J’ai parlé avec Jennifer Reynolds, présidente du centre Toronto Finance International, qui a souligné un changement notable de sentiment parmi les investisseurs institutionnels. « La perspective d’une normalisation commerciale crée un espace pour une planification à plus long terme dans des secteurs qui ont fait face à des années d’incertitude », a déclaré Reynolds. « Nous constatons un intérêt particulier pour les investissements dans les technologies propres qui traversent la frontière ».
Les actions énergétiques pourraient connaître des mouvements particuliers à mesure que les pourparlers progressent. Le marché énergétique nord-américain intégré fait face à d’importantes pressions de transition, les producteurs de pétrole canadiens naviguant entre les politiques climatiques américaines tandis que les raffineurs américains dépendent des intrants de pétrole lourd canadien.

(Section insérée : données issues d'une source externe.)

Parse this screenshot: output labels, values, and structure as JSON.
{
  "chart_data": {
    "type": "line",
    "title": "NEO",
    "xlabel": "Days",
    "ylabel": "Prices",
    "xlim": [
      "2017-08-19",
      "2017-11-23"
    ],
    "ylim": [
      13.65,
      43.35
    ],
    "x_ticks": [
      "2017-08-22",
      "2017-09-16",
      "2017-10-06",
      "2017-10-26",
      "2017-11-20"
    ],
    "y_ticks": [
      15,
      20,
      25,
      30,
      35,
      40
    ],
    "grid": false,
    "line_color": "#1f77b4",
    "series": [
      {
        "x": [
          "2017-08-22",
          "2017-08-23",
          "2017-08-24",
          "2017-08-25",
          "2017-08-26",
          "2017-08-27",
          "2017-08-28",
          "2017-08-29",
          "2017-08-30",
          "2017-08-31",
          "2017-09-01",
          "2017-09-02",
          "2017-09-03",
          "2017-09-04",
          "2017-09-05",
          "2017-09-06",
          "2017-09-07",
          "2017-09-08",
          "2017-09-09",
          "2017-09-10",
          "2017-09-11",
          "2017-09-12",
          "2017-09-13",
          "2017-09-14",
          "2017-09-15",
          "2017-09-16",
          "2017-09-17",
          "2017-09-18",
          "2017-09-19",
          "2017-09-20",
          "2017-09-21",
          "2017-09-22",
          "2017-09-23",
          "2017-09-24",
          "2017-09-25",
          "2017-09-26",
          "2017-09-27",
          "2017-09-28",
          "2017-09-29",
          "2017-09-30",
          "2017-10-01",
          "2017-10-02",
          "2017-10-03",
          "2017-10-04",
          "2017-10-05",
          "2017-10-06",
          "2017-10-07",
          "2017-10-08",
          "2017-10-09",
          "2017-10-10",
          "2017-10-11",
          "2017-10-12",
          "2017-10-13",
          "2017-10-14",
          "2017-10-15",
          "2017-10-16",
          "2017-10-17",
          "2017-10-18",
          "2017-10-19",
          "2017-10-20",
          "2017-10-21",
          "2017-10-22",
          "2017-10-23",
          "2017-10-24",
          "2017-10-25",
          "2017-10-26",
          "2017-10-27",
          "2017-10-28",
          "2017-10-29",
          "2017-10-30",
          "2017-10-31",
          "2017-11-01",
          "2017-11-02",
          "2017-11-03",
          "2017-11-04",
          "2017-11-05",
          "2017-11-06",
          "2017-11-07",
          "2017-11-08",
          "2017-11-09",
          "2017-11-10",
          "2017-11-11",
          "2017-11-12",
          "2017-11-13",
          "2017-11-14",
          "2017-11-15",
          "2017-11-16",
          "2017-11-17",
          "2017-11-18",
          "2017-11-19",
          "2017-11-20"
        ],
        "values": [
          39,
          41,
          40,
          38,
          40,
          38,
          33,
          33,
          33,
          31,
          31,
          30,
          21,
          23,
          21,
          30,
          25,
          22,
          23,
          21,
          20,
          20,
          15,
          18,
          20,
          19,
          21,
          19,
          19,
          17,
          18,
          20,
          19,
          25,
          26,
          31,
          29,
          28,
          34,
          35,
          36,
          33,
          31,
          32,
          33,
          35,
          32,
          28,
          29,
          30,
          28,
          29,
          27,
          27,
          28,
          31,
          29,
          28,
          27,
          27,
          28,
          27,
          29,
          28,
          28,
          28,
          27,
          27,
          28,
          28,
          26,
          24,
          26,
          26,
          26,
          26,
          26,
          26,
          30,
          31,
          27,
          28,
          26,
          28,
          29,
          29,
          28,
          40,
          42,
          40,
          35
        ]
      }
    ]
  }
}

L’indice S&P/TSX de l’énergie a pris du retard par rapport aux gains du marché plus large cette année, en hausse de seulement 2,1 % contre une progression de 5,4 % pour le composite.
« La vraie question est de savoir si ces pourparlers peuvent produire plus qu’une simple bonne volonté temporaire », note Gordon Ritchie, ancien ambassadeur canadien pour les négociations commerciales. Lors de notre conversation, Ritchie a souligné que les tensions commerciales précédentes ont créé des changements durables dans les stratégies de chaîne d’approvisionnement. « De nombreux fabricants canadiens ont déjà diversifié leur clientèle pour réduire leur dépendance aux États-Unis. Ce changement structurel ne s’inversera pas du jour au lendemain ».

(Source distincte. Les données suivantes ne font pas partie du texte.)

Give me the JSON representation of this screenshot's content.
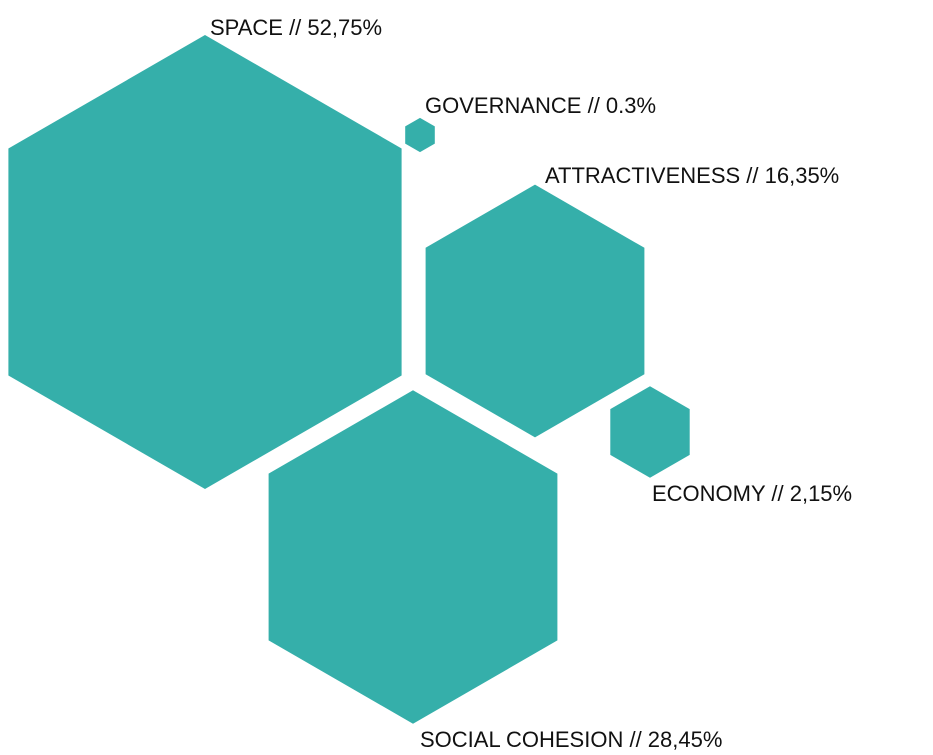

Pour les investisseurs qui surveillent le TSX, plusieurs indicateurs méritent attention au fur et à mesure que le dialogue commercial se déroule. Les secteurs dépendants des exportations comme la fabrication, qui représente environ 10 % du PIB du Canada selon Industrie Canada, pourraient montrer une sensibilité accrue aux développements des négociations. Le dollar canadien, actuellement négocié près de 73 cents américains, pourrait se renforcer si les pourparlers progressent de manière constructive.

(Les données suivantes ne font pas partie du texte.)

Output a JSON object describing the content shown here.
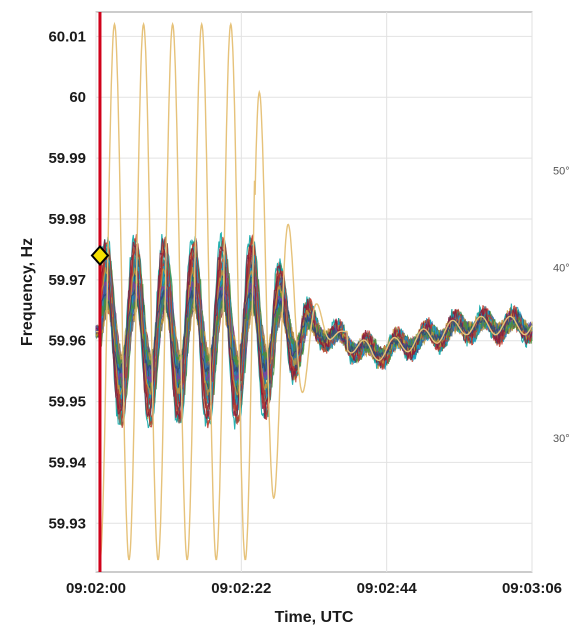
{
  "chart_data": {
    "type": "line",
    "xlabel": "Time, UTC",
    "ylabel": "Frequency, Hz",
    "x_ticks": [
      "09:02:00",
      "09:02:22",
      "09:02:44",
      "09:03:06"
    ],
    "x_tick_seconds": [
      0,
      22,
      44,
      66
    ],
    "xlim_seconds": [
      0,
      66
    ],
    "y_ticks": [
      59.93,
      59.94,
      59.95,
      59.96,
      59.97,
      59.98,
      59.99,
      60,
      60.01
    ],
    "y_tick_labels": [
      "59.93",
      "59.94",
      "59.95",
      "59.96",
      "59.97",
      "59.98",
      "59.99",
      "60",
      "60.01"
    ],
    "ylim": [
      59.922,
      60.014
    ],
    "right_ticks": [
      "50",
      "40",
      "30"
    ],
    "right_tick_values": [
      59.988,
      59.972,
      59.944
    ],
    "grid": true,
    "event_line": {
      "x_seconds": 0.6,
      "color": "#d0021b"
    },
    "marker": {
      "x_seconds": 0.6,
      "y": 59.974,
      "color": "#f5e000"
    },
    "series_summary": {
      "count": 48,
      "baseline_hz": 59.9615,
      "oscillation_period_s": 4.4,
      "large_oscillation_series": {
        "color": "#e6c27a",
        "peak_hz": 60.012,
        "trough_hz": 59.924,
        "end_seconds": 28
      }
    },
    "colors": [
      "#2f6fb0",
      "#17a2c8",
      "#c0392b",
      "#7b3fa0",
      "#4a8f3a",
      "#c49a3a",
      "#8b1a3a",
      "#2a4a7a",
      "#00a3a3",
      "#6a6a6a"
    ]
  }
}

Ce qui ressort clairement des conversations avec les participants du marché, c’est que, bien que l’activité des contrats à terme d’aujourd’hui reflète l’optimisme, le chemin à parcourir comporte d’importantes variables. La vice-première ministre du Canada, Chrystia Freeland, a maintenu que tout nouvel accord doit respecter la souveraineté canadienne dans des domaines clés comme la fiscalité numérique et les industries culturelles.
« Nous avons déjà vu ce film », m’a confié un gestionnaire de portefeuille chez RBC Global Asset Management, demandant l’anonymat pour parler franchement. « L’enthousiasme initial cède souvent la place à des négociations ardues. Les investisseurs avisés recherchent des résultats concrets plutôt que des annonces ».
Alors que les tasses de café se vident ce matin sur Bay Street, l’ambiance pourrait être décrite comme « prudemment constructive ». Le véritable test viendra lorsque les négociateurs passeront des communiqués de presse aux épineux détails du commerce transfrontalier en cette année électorale pour les deux pays. Pour l’instant, les contrats à terme canadiens suggèrent que le marché est prêt à donner une chance à la diplomatie.